Письма от Джонатана приходили каждую неделю, иногда сразу по два и по три. Он строчил их практически ежедневно, хотя почта доставляла их нерегулярно. Джонатан заполнял словами абсолютно весь лист бумаги, каждый его дюйм, и делал это невероятно убористым почерком, который стало еще труднее разбирать. Письма приходили испачканными, порой от них пахло то пылью, то дымом и порохом. Одно пришло прожженным. Прямо посреди страницы, пропитанной запахом гари, виднелось странное отверстие с почерневшими краями. Слова, оказавшиеся в этом месте, были потеряны навсегда. Элис тут же хватала доставленное письмо, проглатывала залпом, а затем, пробежав по его строчкам еще несколько раз, читала вслух Пташке и Бриджит, но всегда с паузами, пропуская или заменяя некоторые слова. При этом она окидывала Бриджит взглядом одновременно извиняющимся и вызывающим. Затем письма приходить перестали, оставалось только ждать. После того как прошло две недели без единой весточки, Пташка заскучала, и ее стали занимать другие предметы. Но для Элис бремя ожидания с каждым днем становилось все тяжелее.

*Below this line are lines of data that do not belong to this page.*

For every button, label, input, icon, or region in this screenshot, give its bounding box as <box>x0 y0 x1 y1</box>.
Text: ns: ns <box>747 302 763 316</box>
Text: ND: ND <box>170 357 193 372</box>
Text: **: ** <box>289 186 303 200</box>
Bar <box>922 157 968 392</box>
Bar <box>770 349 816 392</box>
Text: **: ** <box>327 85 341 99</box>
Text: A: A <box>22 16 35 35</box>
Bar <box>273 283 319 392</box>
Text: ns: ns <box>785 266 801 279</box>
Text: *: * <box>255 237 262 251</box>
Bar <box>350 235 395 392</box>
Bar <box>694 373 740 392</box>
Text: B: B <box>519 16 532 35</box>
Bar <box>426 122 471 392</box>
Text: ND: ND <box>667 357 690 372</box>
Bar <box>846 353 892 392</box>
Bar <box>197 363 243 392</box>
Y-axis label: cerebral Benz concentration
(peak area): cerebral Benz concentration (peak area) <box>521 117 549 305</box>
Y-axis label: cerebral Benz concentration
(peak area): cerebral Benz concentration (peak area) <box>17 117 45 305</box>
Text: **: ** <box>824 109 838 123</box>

Однажды Элис разбудила Пташку ночью, когда в спальне было темно и холодно. Она не зажгла свечи, и ее цепкие руки, казалось, возникли из ниоткуда, словно ожившие тени. Пташка рывком села, пытаясь вырваться.
– Тише, тише! Это я! – прошептала Элис приглушенным, сдавленным голосом.
– Что такое? В чем дело? Я ничего не вижу!
– Дорогая, мне пришла в голову страшная мысль. – Одинокий голос словно отделился от хозяйки и жил сам по себе. – Что, если Джонатан убит? Если лорд Фокс узнал об этом… ему, наверно, и в голову не пришло нас известить. Он же не знает наших… обстоятельств. Что, если все именно так, Пташка? Как ты думаешь? Что, если они просто не захотели мне об этом сообщить?
Пташка никак не могла придумать, что на это ответить, и невидимые руки вцепились в ее запястья еще сильнее, так что ногти врезались в кожу.
– Я должна отправиться в Бокс. Схожу туда и все разведаю.
– Элис, нет! Тебе не велено этого делать! – воскликнула Пташка.
– Но я должна знать, – возразила Элис и на этом закончила разговор.
Утром, когда Пташка и Бриджит проснулись, они обнаружили, что Элис нет дома. Хотя у Пташки от страха подводило живот, она все-таки нашла в себе силы рассказать Бриджит, куда, скорее всего, ушла Элис. Губы у экономки побелели. До Бокса было пять миль, но дорога шла то в гору, то под гору, и Элис требовалось часа полтора, чтобы туда добраться, если кто-нибудь не согласится ее подвезти. Через три часа Пташка принялась ее высматривать, подходя то к одному окну, то к другому, в зависимости от того, в какой комнате находилась. Бриджит была мрачной, молчаливой и всецело отдавалась работе по дому, которую выполняла с самозабвенным усердием, лишний раз свидетельствующим о том, как сильно она взволнована.
– Лорд Фокс любит Элис, – сказала ей наконец Пташка. – Думаю, он будет к ней добр.